Symptoms typically emerge in early childhood and include spasticity, loss of ambulation, developmental delay, cognitive impairment, seizures, and behavioral changes. Although severe neonatal hyperammonemia is less common than in other urea cycle disorders, patients may experience episodic or chronic elevations in ammonia, which can further worsen neurological injury.
Clinical Data
The safety and efficacy of LOARGYS were primarily evaluated in a randomized, double-blind, placebo-controlled trial (Trial 1) involving 32 pediatric and adult patients aged 2–28 years with ARG1-D.
- 21 patients received LOARGYS intravenously once weekly (up to 0.2 mg/kg) for 24 weeks
- 11 patients received placebo
Findings showed pegzilarginase significantly reduced plasma arginine levels compared with placebo at week 24 (mean absolute change treatment difference, -312 [95% CI, -384, -239]; P <.0001; mean percent change treatment difference, -72% [95% CI, -89, -55]; P <.0001).

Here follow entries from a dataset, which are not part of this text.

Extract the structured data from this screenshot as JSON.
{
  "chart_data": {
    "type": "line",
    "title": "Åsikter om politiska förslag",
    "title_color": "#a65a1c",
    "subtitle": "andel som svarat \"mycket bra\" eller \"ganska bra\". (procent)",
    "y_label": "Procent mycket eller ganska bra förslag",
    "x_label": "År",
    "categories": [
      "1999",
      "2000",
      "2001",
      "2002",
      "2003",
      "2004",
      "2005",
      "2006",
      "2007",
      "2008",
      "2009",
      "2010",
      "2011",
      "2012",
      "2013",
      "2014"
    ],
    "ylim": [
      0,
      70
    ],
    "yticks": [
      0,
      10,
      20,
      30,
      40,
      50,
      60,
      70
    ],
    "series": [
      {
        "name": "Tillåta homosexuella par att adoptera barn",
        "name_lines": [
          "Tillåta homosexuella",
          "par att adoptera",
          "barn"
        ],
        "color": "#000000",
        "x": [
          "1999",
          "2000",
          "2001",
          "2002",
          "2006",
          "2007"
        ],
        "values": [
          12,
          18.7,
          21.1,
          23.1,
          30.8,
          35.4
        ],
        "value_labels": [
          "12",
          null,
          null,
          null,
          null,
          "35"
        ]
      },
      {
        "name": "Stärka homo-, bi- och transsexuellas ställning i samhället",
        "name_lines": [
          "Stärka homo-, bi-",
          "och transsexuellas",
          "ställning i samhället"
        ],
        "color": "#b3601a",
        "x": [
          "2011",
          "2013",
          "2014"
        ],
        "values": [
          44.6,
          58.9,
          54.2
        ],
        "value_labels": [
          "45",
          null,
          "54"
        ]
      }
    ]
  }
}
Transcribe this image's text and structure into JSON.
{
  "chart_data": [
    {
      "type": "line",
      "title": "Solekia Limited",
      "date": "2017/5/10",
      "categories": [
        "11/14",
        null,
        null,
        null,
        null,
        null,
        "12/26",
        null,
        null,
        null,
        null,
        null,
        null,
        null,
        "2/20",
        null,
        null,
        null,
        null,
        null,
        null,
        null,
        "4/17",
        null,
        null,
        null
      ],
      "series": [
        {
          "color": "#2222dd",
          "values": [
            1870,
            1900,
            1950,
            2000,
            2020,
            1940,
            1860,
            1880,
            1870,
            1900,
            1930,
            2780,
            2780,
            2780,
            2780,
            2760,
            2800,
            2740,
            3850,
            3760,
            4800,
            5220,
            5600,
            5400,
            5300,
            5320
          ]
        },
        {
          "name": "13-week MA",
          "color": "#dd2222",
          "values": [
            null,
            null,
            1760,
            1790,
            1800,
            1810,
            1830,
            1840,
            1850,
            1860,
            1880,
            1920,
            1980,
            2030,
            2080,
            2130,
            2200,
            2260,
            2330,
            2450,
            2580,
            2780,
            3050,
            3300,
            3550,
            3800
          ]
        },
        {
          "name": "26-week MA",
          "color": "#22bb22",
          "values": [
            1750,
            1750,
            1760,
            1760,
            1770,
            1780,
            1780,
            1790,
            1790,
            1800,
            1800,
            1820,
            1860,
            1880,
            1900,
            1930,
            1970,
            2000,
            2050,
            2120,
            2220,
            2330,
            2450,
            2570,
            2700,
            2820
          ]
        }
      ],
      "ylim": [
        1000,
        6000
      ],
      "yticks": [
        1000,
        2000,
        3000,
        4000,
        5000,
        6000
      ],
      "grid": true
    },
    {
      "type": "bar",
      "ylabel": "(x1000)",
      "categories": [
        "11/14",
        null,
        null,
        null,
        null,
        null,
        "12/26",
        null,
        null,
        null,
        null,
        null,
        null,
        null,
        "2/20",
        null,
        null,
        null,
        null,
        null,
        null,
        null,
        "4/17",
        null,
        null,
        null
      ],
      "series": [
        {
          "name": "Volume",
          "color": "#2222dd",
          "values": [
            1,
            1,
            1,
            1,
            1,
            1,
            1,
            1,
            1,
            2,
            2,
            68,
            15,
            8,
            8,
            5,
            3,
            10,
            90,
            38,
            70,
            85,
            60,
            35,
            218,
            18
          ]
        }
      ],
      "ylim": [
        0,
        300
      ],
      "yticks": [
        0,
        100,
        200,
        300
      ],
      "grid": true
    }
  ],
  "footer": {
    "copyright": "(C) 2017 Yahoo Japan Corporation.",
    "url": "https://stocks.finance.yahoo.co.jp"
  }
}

Additionally, 90% of the pegzilarginase arm achieved target plasma arginine levels (<200μM) and normalized levels vs 0% of the placebo arm.
Additional safety data were obtained from a Phase 1 open-label study (Trial 2) and an open-label extension (Trial 3).
Across clinical studies:
- Hypersensitivity reactions occurred in 13% of patients
- The risk was higher in patients who developed anti-drug antibodies (42% vs 3%)
- Injection-site reactions occurred in 14% of patients during subcutaneous administration in extension studies
These findings demonstrate that LOARGYS provides a targeted enzyme replacement approach for reducing plasma arginine levels in ARG1-D while maintaining a manageable safety profile with appropriate monitoring.